Why are carbohydrates so important? The following extract is taken straight from the NZ Nutrition Foundation website:
"During digestion, carbohydrates are broken down into glucose which is then absorbed into your bloodstream. Glucose, also known as blood sugar is the main source of energy for your body’s cells, including your brain. Glucose can be used immediately or can be stored in the liver or muscle as glycogen."
Don't fear the carbs! They're necessary, delicious and probably the easiest and most accessible nutrient to add to our plate!
We get carbohydrate into our diets from lots of different foods, some adding more nutritional value than others. From things like sugar, lollies, cakes and biscuits, to rice, pasta, bread, fruit and vegetables such potato, corn, pumpkin and kumara.

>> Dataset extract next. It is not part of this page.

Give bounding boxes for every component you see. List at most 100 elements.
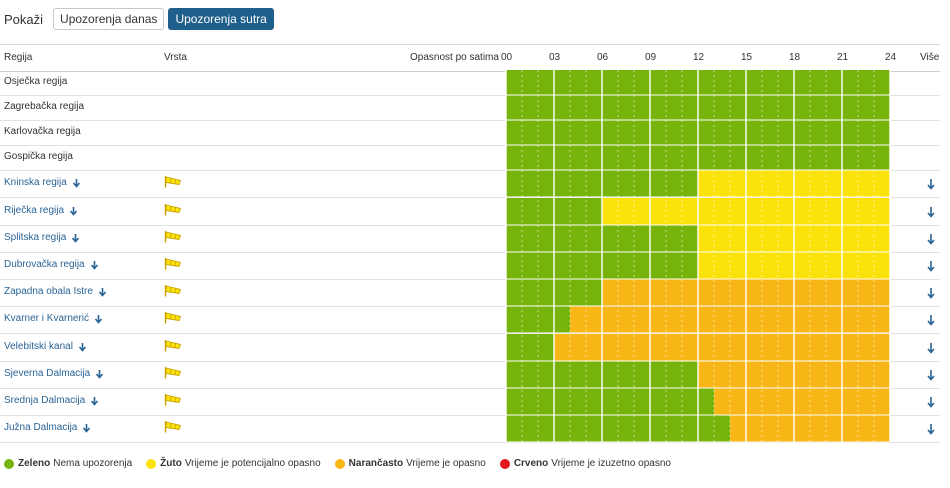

Using the 80/20 rule as an example, we would be aiming for most of our carbohydrate to come from whole foods like starchy vegetables (potato, kumara, pumpkin), fruit, rice or other wholegrains. This leaves room for some of the less nutrient dense stuff - the few squares of chocolate or slice of birthday cake that are a necessary part of a healthy balanced lifestyle!
Fat doesn't make you 'fat' - it's an essential part of a healthy balanced diet and has many functions - including the absorption of vitamins, hormone health, nervous system regulation and lowering cholesterol.

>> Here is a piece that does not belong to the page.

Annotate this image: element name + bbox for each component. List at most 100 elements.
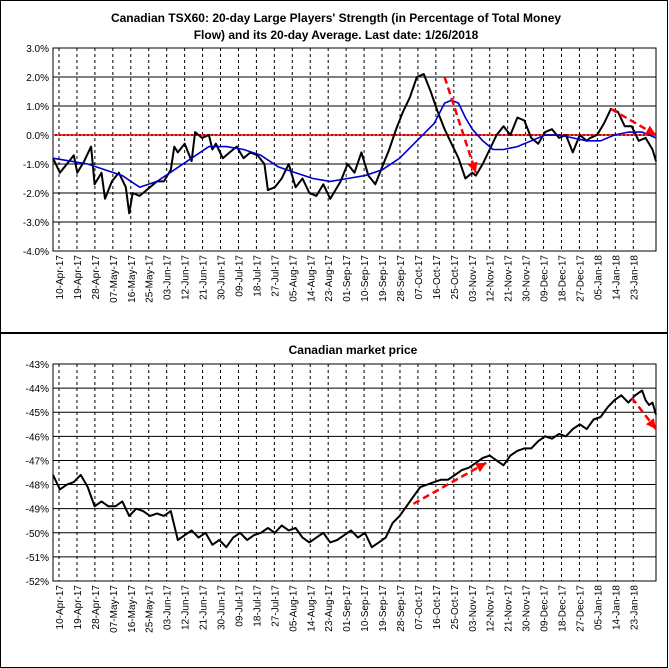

However, the type of fats we consume does matter...
Focus on adding healthy fat sources such as avocado, olive oil, fatty fish like salmon or sardines, nuts and seeds and consuming lesser quantities of saturated fat (mostly animal fats - red meat, chicken skin, full fat dairy).

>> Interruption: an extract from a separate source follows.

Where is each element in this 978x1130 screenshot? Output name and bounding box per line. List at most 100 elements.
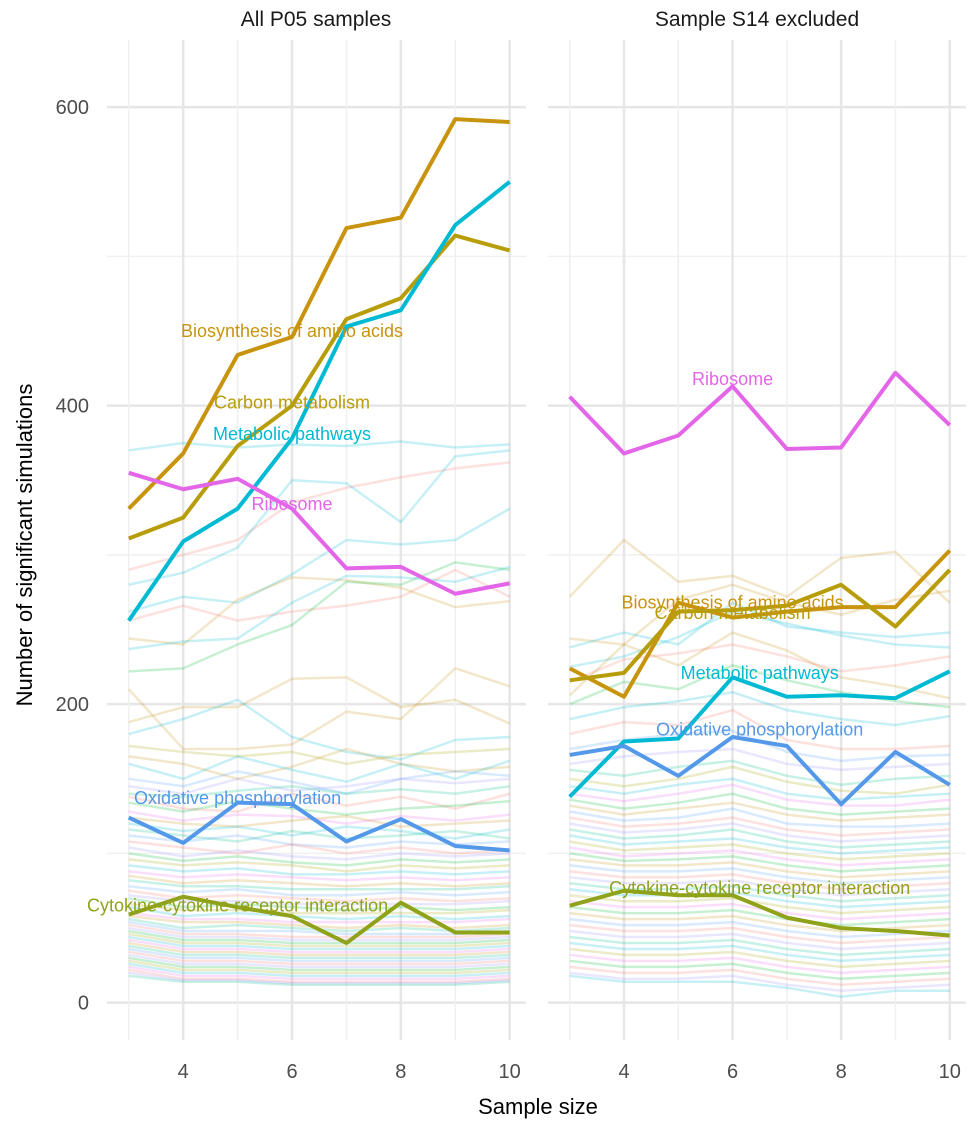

'Trans fats' are the type of fats to be mindful of and aiming to reduce within our diets. These fats come from packaged or processed foods (potato chips, fried foods, packaged biscuits, cakes, etc) - things we know to be less nutritious anyway!
Fruits and Vegetables
Eat the rainbow - the more colour, crunch and texture on your plate the better!
Fruits and vegetables provide our bodies with the vitamins, minerals and fibre it needs to function optimally and make us feel our best.
2 serves of fruit and at least 3 of vegetables is the recommendation here and variety is key. Aim to get a good rotation of different plants in your diet, buying in season and utilising frozen veges - they're just as good as fresh! Remember that starchy veg like potato and pumpkin also count as a carbohydrate source, so you're ticking two boxes in one here!
Add your potato to a plate with some greens, tomato, avo (as a serve of fruit and healthy fat), with your protein source and there's your balanced meal done - too easy!
A balanced diet will look different on everybody. Each of us has different dietary needs depending on our individual circumstances, not to mention preference, lifestyle and accessibility to foods.
If you are after a more in depth look into calories and macronutrients, THIS short video by James Smith breaks down what you need to know into information that is easy to understand.
As I said at the beginning, a little bit of knowledge around food is really beneficial and can be helpful when creating a long term balanced, long and happy lifestyle. The basics of what a protein, carbohydrate and fat look like is a great place to start!
Life is for living, all foods fit and the 'perfect diet' does NOT exist therefore is not worth stressing about! Aim for mostly nutritious, balanced meals containing lots of colour and enjoy the fun things when you have them - what's a birthday without cake or a winter without mulled wine anyway?!